CONTRA COLE: Juan Cole, stung by criticism that he directy equated Paul Wolfowitz with Saddam Hussein, tears me a new one on his blog. I should repeat for the record that Cole’s blog is well worth reading and a font of information and analysis. But it is also beset by a hatred of the Bush administration that mars its credibility. Cole lambastes me for a column I wrote before the war complaining about Howell Raines’ explicit camaigning against the war in the NYT. I would think by now that the question of Raines’ abuse of the NYT is largely settled. But Cole understandably loved Raines’ polemicizing in the guise of journalism. Then he attacks my column on several grounds. Firstly, that I dismissed predictions that the war would wreck the American economy. But I was right. If anything, war spending has juiced the economy, now predicted to grow at around 4.7 percent this year. Then he argues that paranoia and skepticism about the Bush administration’s motives, as exemplified by Raiunes, were rational. I beg to differ. I still see no evidence that the Bush administration’s motives were insincere. You can criticize them, as I have, for all sorts of things. But the insistence of the far left that it is an administration of deliberate lies and deception seems to me overblown and shrill. And even if such paranoia were defensible, the man running the most authoritative paper on the planet should try and rein his biases in, not give them full expression through news reporting. That was my point. Cole subsequently describes my description of possible motives for opposing war in 2002 as “character assassination.” Again, he exaggerates. It is perfectly fair to notice that Brent Scowcroft might be seeking to defend his past in opposing a new Iraq war. When your policy of keeping Saddam in power led to the massacre of hundreds of thousands, you have a good reason to make the case that you were nonetheless right. Cole then says my description of some military brass as “gun-shy” implies I am impugning their courage. Please. I’m merely describing the U.S. military’s long-held aversion to difficult conflicts.

TAINTED BY EXTREMISM: Cole then concedes that his posting was prompted by my criticism of his moral equation of Paul Wolfowitz with Saddam Hussein. Here is what he wrote:

“Paul Wolfowitz kept crowing last summer about how the US saved the Marsh Arabs from Saddam, but now that many of them have joined the Sadrists in Kut and Amara, Wolfowitz is having the Marsh Arabs killed just as Saddam did, and for the same reasons.”

Cole defends this obscenity by saying the following:

There is an enormous difference in scale between what Saddam did to them and what the Coalition has done since the beginning of April. But it is early days, after all. And in issues of ethics and hypocrisy, scale is less important than principle… “Saving” the Iraqi Shiites was maybe the last rationale for their war that hadn’t been discredited. Since April 2 they haven’t been saving them any more. They have been killing them.

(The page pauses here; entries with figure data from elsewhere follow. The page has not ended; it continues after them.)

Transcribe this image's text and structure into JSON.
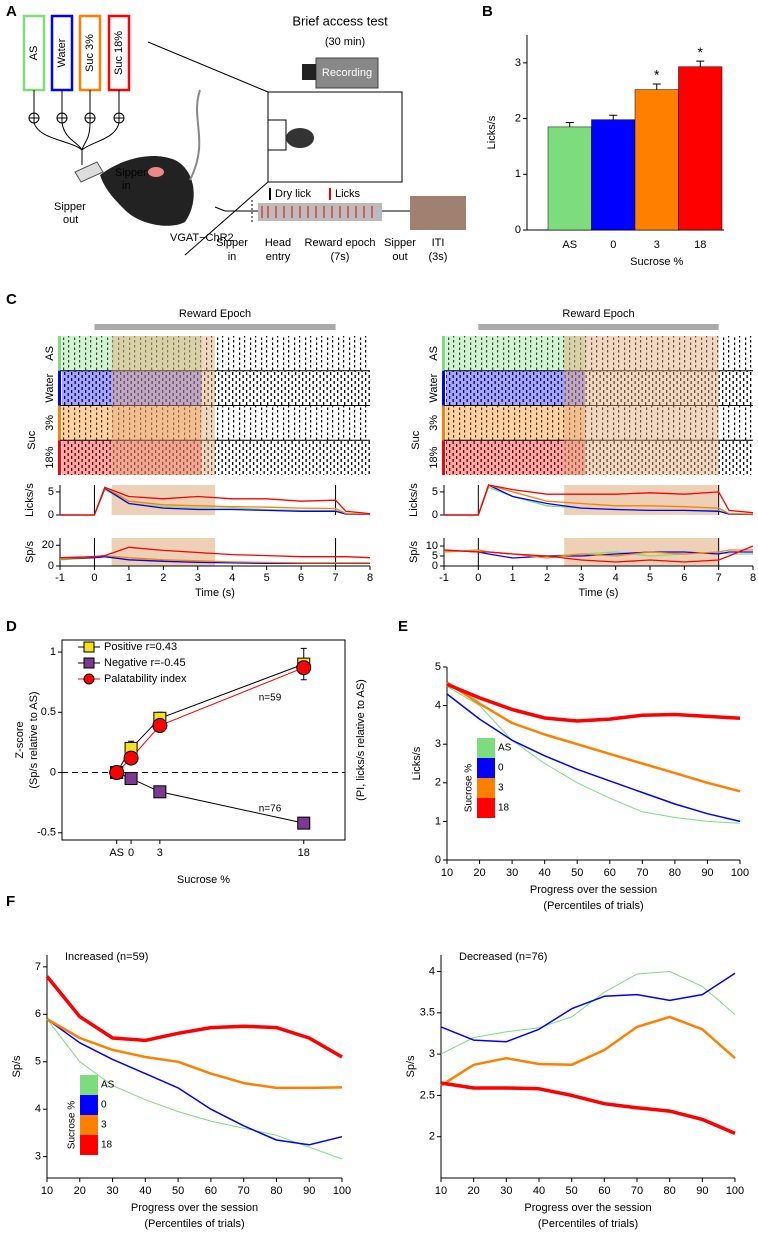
{
  "panel_labels": [
    "A",
    "B",
    "C",
    "D",
    "E",
    "F"
  ],
  "schematic": {
    "title": "Brief access test",
    "duration": "(30 min)",
    "camera": "Recording",
    "tubes": [
      "AS",
      "Water",
      "Suc 3%",
      "Suc 18%"
    ],
    "sipper_in": [
      "Sipper",
      "in"
    ],
    "sipper_out": [
      "Sipper",
      "out"
    ],
    "strain": "VGAT−ChR2",
    "dry_lick": "Dry lick",
    "licks": "Licks",
    "steps": [
      [
        "Sipper",
        "in"
      ],
      [
        "Head",
        "entry"
      ],
      [
        "Reward epoch",
        "(7s)"
      ],
      [
        "Sipper",
        "out"
      ],
      [
        "ITI",
        "(3s)"
      ]
    ]
  },
  "chart_data": [
    {
      "type": "bar",
      "ylabel": "Licks/s",
      "xlabel": "Sucrose %",
      "categories": [
        "AS",
        "0",
        "3",
        "18"
      ],
      "values": [
        1.85,
        1.98,
        2.52,
        2.93
      ],
      "errors": [
        0.08,
        0.08,
        0.1,
        0.1
      ],
      "significance": [
        null,
        null,
        "*",
        "*"
      ],
      "colors": [
        "#7ddd7d",
        "#0000ff",
        "#ff7f00",
        "#ff0000"
      ],
      "ylim": [
        0,
        3.5
      ],
      "yticks": [
        0,
        1,
        2,
        3
      ]
    },
    {
      "type": "raster_traces",
      "epoch_label": "Reward Epoch",
      "epoch": [
        0,
        7
      ],
      "shade": [
        0.5,
        3.5
      ],
      "raster_rows": [
        "AS",
        "Water",
        "3%",
        "18%"
      ],
      "raster_group": "Suc",
      "colors": [
        "#7ddd7d",
        "#0000ff",
        "#ff7f00",
        "#ff0000"
      ],
      "xlabel": "Time (s)",
      "xlim": [
        -1,
        8
      ],
      "xticks": [
        -1,
        0,
        1,
        2,
        3,
        4,
        5,
        6,
        7,
        8
      ],
      "x": [
        -1,
        0,
        0.3,
        1,
        2,
        3,
        4,
        5,
        6,
        7,
        7.3,
        8
      ],
      "licks": {
        "ylabel": "Licks/s",
        "ylim": [
          0,
          6.5
        ],
        "yticks": [
          0,
          5
        ],
        "series": [
          {
            "color": "#7ddd7d",
            "values": [
              0,
              0,
              5.5,
              2.5,
              1.8,
              1.5,
              1.5,
              1.2,
              1,
              1,
              0.3,
              0.2
            ]
          },
          {
            "color": "#0000ff",
            "values": [
              0,
              0,
              5.8,
              2.5,
              1.5,
              1.2,
              1.2,
              1,
              0.8,
              0.8,
              0.2,
              0.1
            ]
          },
          {
            "color": "#ff7f00",
            "values": [
              0,
              0,
              6,
              3,
              2.2,
              2,
              1.8,
              1.7,
              1.5,
              1.4,
              0.3,
              0.2
            ]
          },
          {
            "color": "#ff0000",
            "values": [
              0,
              0,
              6,
              4,
              3.5,
              4,
              3.5,
              3.5,
              3,
              3.2,
              0.8,
              0.3
            ]
          }
        ]
      },
      "spikes": {
        "ylabel": "Sp/s",
        "ylim": [
          0,
          27
        ],
        "yticks": [
          0,
          20
        ],
        "series": [
          {
            "color": "#7ddd7d",
            "values": [
              6,
              8,
              9,
              6,
              5,
              4,
              3,
              3,
              3,
              3,
              3,
              3
            ]
          },
          {
            "color": "#0000ff",
            "values": [
              7,
              8,
              9,
              6,
              4.5,
              3.5,
              3,
              2.5,
              2.5,
              2.5,
              2.5,
              2.5
            ]
          },
          {
            "color": "#ff7f00",
            "values": [
              7,
              9,
              10,
              8,
              6,
              5,
              4,
              3.5,
              3,
              3,
              3,
              3
            ]
          },
          {
            "color": "#ff0000",
            "values": [
              8,
              9,
              10,
              18,
              15,
              13,
              11,
              10,
              9,
              9,
              9,
              8
            ]
          }
        ]
      }
    },
    {
      "type": "raster_traces",
      "epoch_label": "Reward Epoch",
      "epoch": [
        0,
        7
      ],
      "shade": [
        2.5,
        7
      ],
      "raster_rows": [
        "AS",
        "Water",
        "3%",
        "18%"
      ],
      "raster_group": "Suc",
      "colors": [
        "#7ddd7d",
        "#0000ff",
        "#ff7f00",
        "#ff0000"
      ],
      "xlabel": "Time (s)",
      "xlim": [
        -1,
        8
      ],
      "xticks": [
        -1,
        0,
        1,
        2,
        3,
        4,
        5,
        6,
        7,
        8
      ],
      "x": [
        -1,
        0,
        0.3,
        1,
        2,
        3,
        4,
        5,
        6,
        7,
        7.3,
        8
      ],
      "licks": {
        "ylabel": "Licks/s",
        "ylim": [
          0,
          6.5
        ],
        "yticks": [
          0,
          5
        ],
        "series": [
          {
            "color": "#7ddd7d",
            "values": [
              0,
              0,
              6,
              4,
              2,
              1.5,
              1.2,
              1,
              1,
              1,
              0.3,
              0.2
            ]
          },
          {
            "color": "#0000ff",
            "values": [
              0,
              0,
              6.5,
              4,
              2.5,
              1.5,
              1.2,
              1,
              1,
              0.8,
              0.2,
              0.1
            ]
          },
          {
            "color": "#ff7f00",
            "values": [
              0,
              0,
              6.5,
              5,
              3,
              2.5,
              2,
              2,
              1.8,
              1.5,
              0.3,
              0.2
            ]
          },
          {
            "color": "#ff0000",
            "values": [
              0,
              0,
              6.5,
              5.5,
              4.5,
              4.5,
              4.5,
              4.8,
              4.5,
              5,
              1,
              0.5
            ]
          }
        ]
      },
      "spikes": {
        "ylabel": "Sp/s",
        "ylim": [
          0,
          14
        ],
        "yticks": [
          0,
          5,
          10
        ],
        "series": [
          {
            "color": "#7ddd7d",
            "values": [
              7,
              8,
              7,
              6,
              5,
              6,
              7,
              5,
              6,
              7,
              6,
              6
            ]
          },
          {
            "color": "#0000ff",
            "values": [
              8,
              7,
              6,
              4,
              5,
              5,
              6,
              7,
              7,
              6,
              7,
              7
            ]
          },
          {
            "color": "#ff7f00",
            "values": [
              7,
              8,
              7,
              6,
              4,
              6,
              5,
              7,
              6,
              7,
              8,
              8
            ]
          },
          {
            "color": "#ff0000",
            "values": [
              8,
              7,
              7,
              6,
              5,
              3,
              2,
              3,
              2,
              3,
              5,
              10
            ]
          }
        ]
      }
    },
    {
      "type": "errorbar",
      "ylabel": [
        "Z-score",
        "(Sp/s relative to AS)"
      ],
      "y2label": "(PI, licks/s relative to AS)",
      "xlabel": "Sucrose %",
      "x": [
        -1.5,
        0,
        3,
        18
      ],
      "xlim": [
        -7.2,
        22.3
      ],
      "xticks": [
        {
          "value": -1.5,
          "label": "AS"
        },
        0,
        3,
        18
      ],
      "ylim": [
        -0.56,
        1.1
      ],
      "yticks": [
        -0.5,
        0,
        0.5,
        1
      ],
      "hline": 0,
      "annotations": [
        "n=59",
        "n=76"
      ],
      "series": [
        {
          "name": "Positive r=0.43",
          "color": "#f5e21b",
          "marker": "square",
          "values": [
            0,
            0.2,
            0.45,
            0.9
          ],
          "errors": [
            0,
            0.06,
            0.05,
            0.13
          ]
        },
        {
          "name": "Negative r=-0.45",
          "color": "#7b3a8f",
          "marker": "square",
          "values": [
            0,
            -0.05,
            -0.16,
            -0.42
          ],
          "errors": [
            0,
            0.03,
            0.03,
            0.04
          ]
        },
        {
          "name": "Palatability index",
          "color": "#ff0000",
          "marker": "circle",
          "values": [
            0,
            0.12,
            0.39,
            0.87
          ],
          "errors": [
            0,
            0.03,
            0.03,
            0.05
          ]
        }
      ]
    },
    {
      "type": "line",
      "ylabel": "Licks/s",
      "xlabel": [
        "Progress over the session",
        "(Percentiles of trials)"
      ],
      "legend_title": "Sucrose %",
      "x": [
        10,
        20,
        30,
        40,
        50,
        60,
        70,
        80,
        90,
        100
      ],
      "xlim": [
        10,
        100
      ],
      "xticks": [
        10,
        20,
        30,
        40,
        50,
        60,
        70,
        80,
        90,
        100
      ],
      "ylim": [
        0,
        5
      ],
      "yticks": [
        0,
        1,
        2,
        3,
        4,
        5
      ],
      "series": [
        {
          "name": "AS",
          "color": "#7ddd7d",
          "width": 1,
          "values": [
            4.5,
            4.0,
            3.1,
            2.5,
            2.0,
            1.6,
            1.25,
            1.1,
            1.0,
            0.95
          ]
        },
        {
          "name": "0",
          "color": "#0000ff",
          "width": 1.5,
          "values": [
            4.3,
            3.65,
            3.1,
            2.7,
            2.35,
            2.05,
            1.75,
            1.45,
            1.2,
            1.0
          ]
        },
        {
          "name": "3",
          "color": "#ff7f00",
          "width": 2.5,
          "values": [
            4.6,
            4.05,
            3.55,
            3.25,
            3.0,
            2.75,
            2.5,
            2.25,
            2.0,
            1.78
          ]
        },
        {
          "name": "18",
          "color": "#ff0000",
          "width": 3.5,
          "values": [
            4.55,
            4.2,
            3.9,
            3.68,
            3.6,
            3.65,
            3.75,
            3.77,
            3.72,
            3.67
          ]
        }
      ]
    },
    {
      "type": "line",
      "title": "Increased (n=59)",
      "ylabel": "Sp/s",
      "xlabel": [
        "Progress over the session",
        "(Percentiles of trials)"
      ],
      "legend_title": "Sucrose %",
      "x": [
        10,
        20,
        30,
        40,
        50,
        60,
        70,
        80,
        90,
        100
      ],
      "xlim": [
        10,
        100
      ],
      "xticks": [
        10,
        20,
        30,
        40,
        50,
        60,
        70,
        80,
        90,
        100
      ],
      "ylim": [
        2.55,
        7.25
      ],
      "yticks": [
        3,
        4,
        5,
        6,
        7
      ],
      "series": [
        {
          "name": "AS",
          "color": "#7ddd7d",
          "width": 1,
          "values": [
            5.9,
            5.0,
            4.5,
            4.2,
            3.95,
            3.75,
            3.6,
            3.45,
            3.2,
            2.95
          ]
        },
        {
          "name": "0",
          "color": "#0000ff",
          "width": 1.5,
          "values": [
            5.9,
            5.4,
            5.05,
            4.75,
            4.45,
            4.0,
            3.65,
            3.35,
            3.25,
            3.42
          ]
        },
        {
          "name": "3",
          "color": "#ff7f00",
          "width": 2.5,
          "values": [
            5.9,
            5.5,
            5.25,
            5.1,
            5.0,
            4.75,
            4.55,
            4.45,
            4.45,
            4.46
          ]
        },
        {
          "name": "18",
          "color": "#ff0000",
          "width": 3.5,
          "values": [
            6.8,
            5.95,
            5.5,
            5.45,
            5.6,
            5.72,
            5.75,
            5.72,
            5.5,
            5.1
          ]
        }
      ]
    },
    {
      "type": "line",
      "title": "Decreased (n=76)",
      "ylabel": "Sp/s",
      "xlabel": [
        "Progress over the session",
        "(Percentiles of trials)"
      ],
      "x": [
        10,
        20,
        30,
        40,
        50,
        60,
        70,
        80,
        90,
        100
      ],
      "xlim": [
        10,
        100
      ],
      "xticks": [
        10,
        20,
        30,
        40,
        50,
        60,
        70,
        80,
        90,
        100
      ],
      "ylim": [
        1.5,
        4.2
      ],
      "yticks": [
        2,
        2.5,
        3,
        3.5,
        4
      ],
      "series": [
        {
          "color": "#7ddd7d",
          "width": 1,
          "values": [
            3.0,
            3.2,
            3.27,
            3.32,
            3.45,
            3.75,
            3.97,
            4.0,
            3.82,
            3.48
          ]
        },
        {
          "color": "#0000ff",
          "width": 1.5,
          "values": [
            3.33,
            3.17,
            3.15,
            3.3,
            3.55,
            3.7,
            3.72,
            3.65,
            3.72,
            3.98
          ]
        },
        {
          "color": "#ff7f00",
          "width": 2.5,
          "values": [
            2.62,
            2.87,
            2.95,
            2.88,
            2.87,
            3.05,
            3.33,
            3.45,
            3.3,
            2.95
          ]
        },
        {
          "color": "#ff0000",
          "width": 3.5,
          "values": [
            2.65,
            2.59,
            2.59,
            2.58,
            2.5,
            2.4,
            2.35,
            2.31,
            2.21,
            2.04
          ]
        }
      ]
    }
  ]
}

Notice that Cole has accused me of character assassination because I criticized an editor for being biased. But I haven’t accused anyone of deliberately following the genocidal policies of Saddam Hussein. Cole now steps back a bit and concedes that the Marsh Arab casualties in the insurgency cannot be compared to Saddam’s attempted wholesale destruction of an entire people. But he’s still vicious with regard to Wolfowitz. “Crowing” about the liberation of an entire sub-population? How about “celebrating”? And does Cole honestly believe that the Shiites now freed from Saddam haven’t really been saved? Notice also what Cole doesn’t take back: his vilest assertion that Wolfowitz, a decent and honorable man, is deliberately killing Shiites for the same reasons as Saddam Hussein. Does Cole really believe that Wolfowitz wants to commit genocide to entrench his own vile police state? Cole strikes me as a text-book case in the virtues and merits of today’s academic elite. They can marshall great scholarship and knowledge; but their ideological extremism taints it all.